Omar Jenblat, CEO and Founder of BusySeed

Steps to Improve Your Brand's AI Visibility

For agencies and content teams looking to win citations in AI search, the process involves diagnosis, optimization, and measurement. Here's how the emerging AEO workflow typically functions:

  • Track Citations Across Platforms: Use an AI visibility dashboard to monitor brand mentions, citations, sentiment, and share of voice across all major answer engines. This reveals where your brand is being cited and where it's missing from AI-generated answers.
  • Score Content for Citation Readiness: Before publishing, score every page on how likely it is to be cited by AI. This allows writers and editors to identify structural or content gaps before publication, rather than discovering citation problems after the fact.
  • Apply Targeted Fixes: Implement one-click structural changes designed to increase citation likelihood. These fixes focus on how content is organized and presented, not just what it says, since AI systems evaluate both content quality and structure when deciding what to cite.
  • Connect Visibility to Traffic: Track referrals from AI platforms and sync data in real time to understand which citation improvements actually drive website visits. This closes the loop between AEO efforts and business results.

SurgeGraph's approach emphasizes closing the full AEO cycle in a single workspace. Rather than diagnosing citation gaps in one tool and applying fixes in another, the platform combines AI visibility tracking, AEO scoring, one-click fixes, and traffic impact measurement in an integrated loop. The company also offers bundled features including AI article generation optimized for AEO, topic coverage research, and knowledge libraries that batch up to 50 articles at a time.

"Most AI visibility tools stop at the diagnosis. They tell you where you're not getting cited, then leave the fix to you. We built SurgeGraph to close that loop, so the diagnosis and the fix happen in the same workspace instead of in three different tabs," explained Hilary Ong, Marketing and Communications at SurgeGraph.

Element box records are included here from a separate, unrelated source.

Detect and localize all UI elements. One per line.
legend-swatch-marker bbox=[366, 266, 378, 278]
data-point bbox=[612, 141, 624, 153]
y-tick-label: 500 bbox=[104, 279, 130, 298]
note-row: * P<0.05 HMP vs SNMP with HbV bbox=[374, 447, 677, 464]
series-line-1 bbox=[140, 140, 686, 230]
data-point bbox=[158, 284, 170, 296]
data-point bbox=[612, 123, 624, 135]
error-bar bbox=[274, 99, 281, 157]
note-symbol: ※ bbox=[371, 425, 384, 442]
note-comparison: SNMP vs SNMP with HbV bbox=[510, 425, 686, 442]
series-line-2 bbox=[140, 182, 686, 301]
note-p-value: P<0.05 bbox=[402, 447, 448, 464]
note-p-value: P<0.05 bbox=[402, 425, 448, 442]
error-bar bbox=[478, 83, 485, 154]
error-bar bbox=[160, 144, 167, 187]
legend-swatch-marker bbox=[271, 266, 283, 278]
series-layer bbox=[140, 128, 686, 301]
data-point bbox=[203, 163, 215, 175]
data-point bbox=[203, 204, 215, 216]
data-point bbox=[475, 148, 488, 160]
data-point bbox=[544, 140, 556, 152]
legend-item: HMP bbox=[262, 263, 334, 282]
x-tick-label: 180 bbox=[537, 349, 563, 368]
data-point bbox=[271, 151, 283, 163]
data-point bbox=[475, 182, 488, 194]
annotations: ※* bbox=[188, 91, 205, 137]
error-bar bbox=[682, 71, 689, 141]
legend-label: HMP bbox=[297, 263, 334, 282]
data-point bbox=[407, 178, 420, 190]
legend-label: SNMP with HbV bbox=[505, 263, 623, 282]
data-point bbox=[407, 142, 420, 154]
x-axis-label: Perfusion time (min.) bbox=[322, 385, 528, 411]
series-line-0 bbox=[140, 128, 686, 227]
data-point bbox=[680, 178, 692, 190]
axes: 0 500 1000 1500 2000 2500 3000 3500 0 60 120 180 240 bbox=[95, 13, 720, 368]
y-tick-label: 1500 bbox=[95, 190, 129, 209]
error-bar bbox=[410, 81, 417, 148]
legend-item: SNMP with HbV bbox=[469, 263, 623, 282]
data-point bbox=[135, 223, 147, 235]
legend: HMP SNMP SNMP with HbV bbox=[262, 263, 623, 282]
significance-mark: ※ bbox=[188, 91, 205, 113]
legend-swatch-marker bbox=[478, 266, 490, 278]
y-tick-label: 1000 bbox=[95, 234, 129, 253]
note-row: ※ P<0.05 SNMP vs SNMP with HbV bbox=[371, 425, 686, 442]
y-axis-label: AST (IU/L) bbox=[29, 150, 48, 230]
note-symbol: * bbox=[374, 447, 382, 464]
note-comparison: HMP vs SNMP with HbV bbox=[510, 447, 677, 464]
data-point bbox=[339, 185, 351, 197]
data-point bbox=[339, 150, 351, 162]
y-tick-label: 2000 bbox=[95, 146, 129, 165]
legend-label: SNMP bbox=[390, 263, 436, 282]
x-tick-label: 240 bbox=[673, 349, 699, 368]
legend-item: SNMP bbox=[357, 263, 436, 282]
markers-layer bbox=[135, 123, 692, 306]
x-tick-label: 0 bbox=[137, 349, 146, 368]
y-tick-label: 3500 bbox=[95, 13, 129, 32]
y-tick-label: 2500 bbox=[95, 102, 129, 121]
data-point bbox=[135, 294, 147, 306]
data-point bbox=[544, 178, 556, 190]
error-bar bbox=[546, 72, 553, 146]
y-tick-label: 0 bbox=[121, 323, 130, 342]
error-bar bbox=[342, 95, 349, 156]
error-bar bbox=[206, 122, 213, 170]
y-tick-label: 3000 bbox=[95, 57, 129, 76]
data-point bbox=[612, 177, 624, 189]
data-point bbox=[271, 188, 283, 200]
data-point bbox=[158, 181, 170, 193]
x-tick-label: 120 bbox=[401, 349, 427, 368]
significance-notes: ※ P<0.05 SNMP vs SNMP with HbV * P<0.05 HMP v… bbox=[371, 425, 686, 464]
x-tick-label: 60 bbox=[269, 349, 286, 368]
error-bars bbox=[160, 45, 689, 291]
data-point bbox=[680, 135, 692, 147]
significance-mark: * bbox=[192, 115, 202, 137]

Hilary Ong, Marketing and Communications at SurgeGraph

What Does This Mean for Content Creation?

The emergence of AEO is also reshaping how content gets created. Perplexity recently launched a feature called Pages, which allows users to generate comprehensive, well-structured articles from a single prompt. The tool scours knowledge bases, organizes information into logical sections, adds relevant images and videos, and cites sources automatically. Users can customize the output by dragging and dropping sections, adding commentary, and adjusting the audience level.

However, AI-generated content alone isn't enough to win citations. Experts emphasize that the raw output from tools like Perplexity Pages lacks the authorial voice and expert perspective that AI systems value when deciding what to cite. The most effective approach involves treating AI-generated content as a starting point, then injecting unique analysis, data-backed insights, and expert perspective. This hybrid approach, where humans curate and enhance AI-generated drafts, appears to be the emerging best practice for winning AI citations.

The AEO category remains in early stages, with competing tools and methodologies still emerging. The industry has yet to settle on shared metrics or standardized definitions. However, the fundamental insight is clear: as more consumers route their questions through AI answer engines, brands that optimize for traditional search alone will increasingly find themselves invisible to the customers asking those questions.